One of the most recognized angling pioneers of the day was a ruddy New Yorker named Michael Lerner. Successful businessman, legendary sportsman, selfless visionary, Lerner was among the first to see the need for a global angling umpire when he visited Australia in 1939.
Encouraged by those he met, he returned stateside and gathered a like-minded group around him to do what he had in mind. On June 7, 1939, the International Game Fish Association sprang into existence, helped by the support of the American Museum of National History in New York and Lerner's own impeccable reputation and financial capabilities.
As stated in its early publication, the IGFA's two-fold goals were the "advancement of ethical sport and productive science," and over the years it has achieved admirable success in meeting both.

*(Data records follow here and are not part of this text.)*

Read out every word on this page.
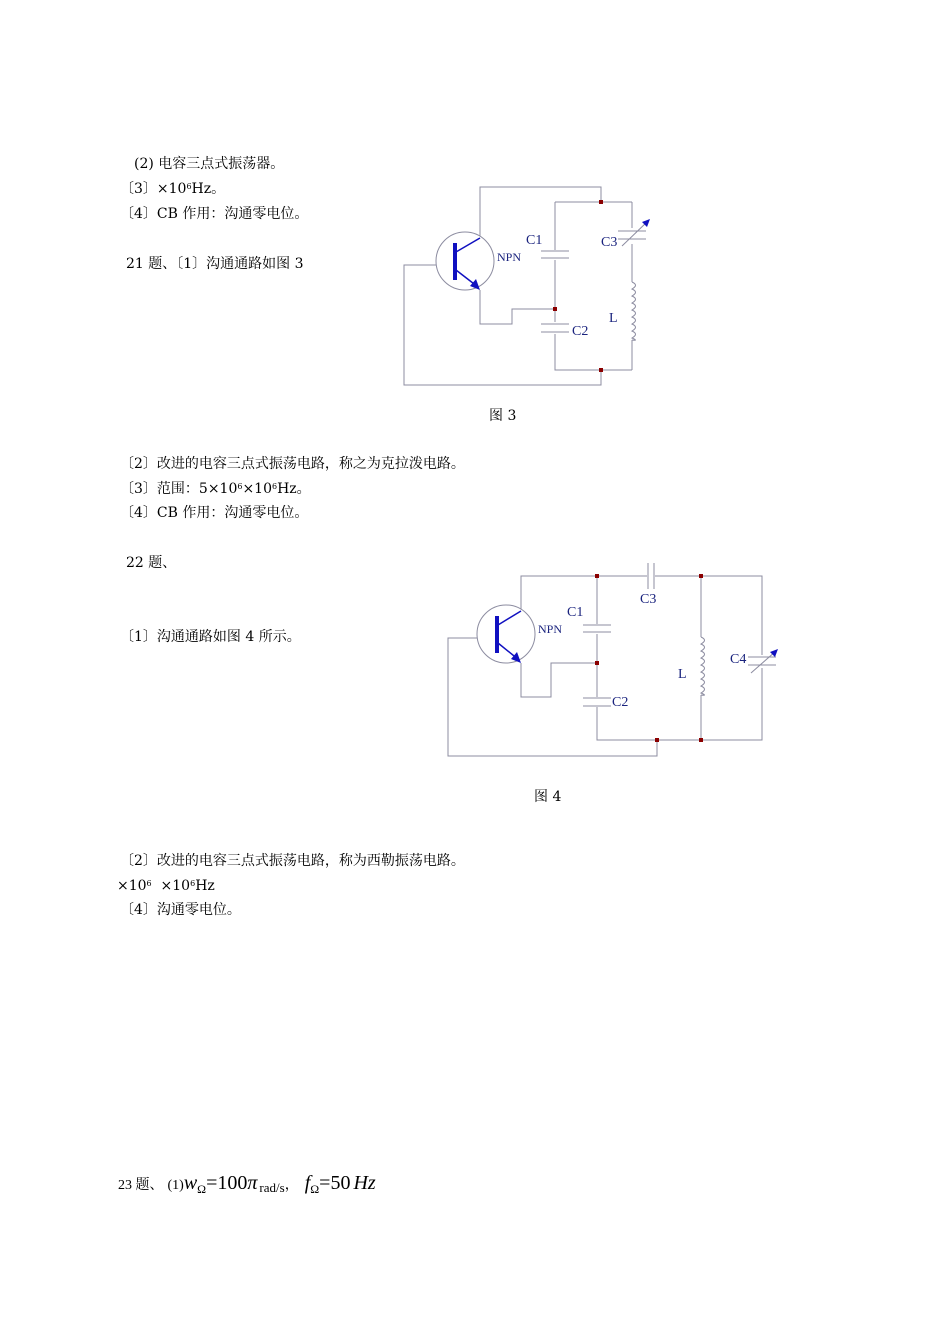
(2) 电容三点式振荡器。
〔3〕$\times 10^6Hz$。
〔4〕CB 作用：沟通零电位。
21 题、〔1〕沟通通路如图 3
C1
C2
C3
L
NPN
图 3
〔2〕改进的电容三点式振荡电路，称之为克拉泼电路。
〔3〕范围：$5\times 10^6\times 10^6Hz$。
〔4〕CB 作用：沟通零电位。
22 题、
〔1〕沟通通路如图 4 所示。
C1
C2
C3
C4
L
NPN
图 4
〔2〕改进的电容三点式振荡电路，称为西勒振荡电路。
$\times 10^6 \times 10^6Hz$
〔4〕沟通零电位。
23 题、 $(1)w_\Omega=100\pi$ rad/s， $f_\Omega=50$ Hz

There's lots more to know about the IGFA, including its contributions to the Allied war effort during WWII, noteworthy officers like Ernest Hemingway, and its early and steadfast leadership in marine conservation and other initiatives. If you're serious about your angling, you need to join the IGFA.
If your taste runs to angling history, you also might want to pick up a copy of Big-Game Fishing Headquarters: A History of the IGFA that fills out much of the detail hinted at above.
It's a rousing good story filled with hundreds of heretofore unpublished photographs and imagery, and all proceeds benefit the IGFA. Do something good for yourself and your sport, and you won't be sorry.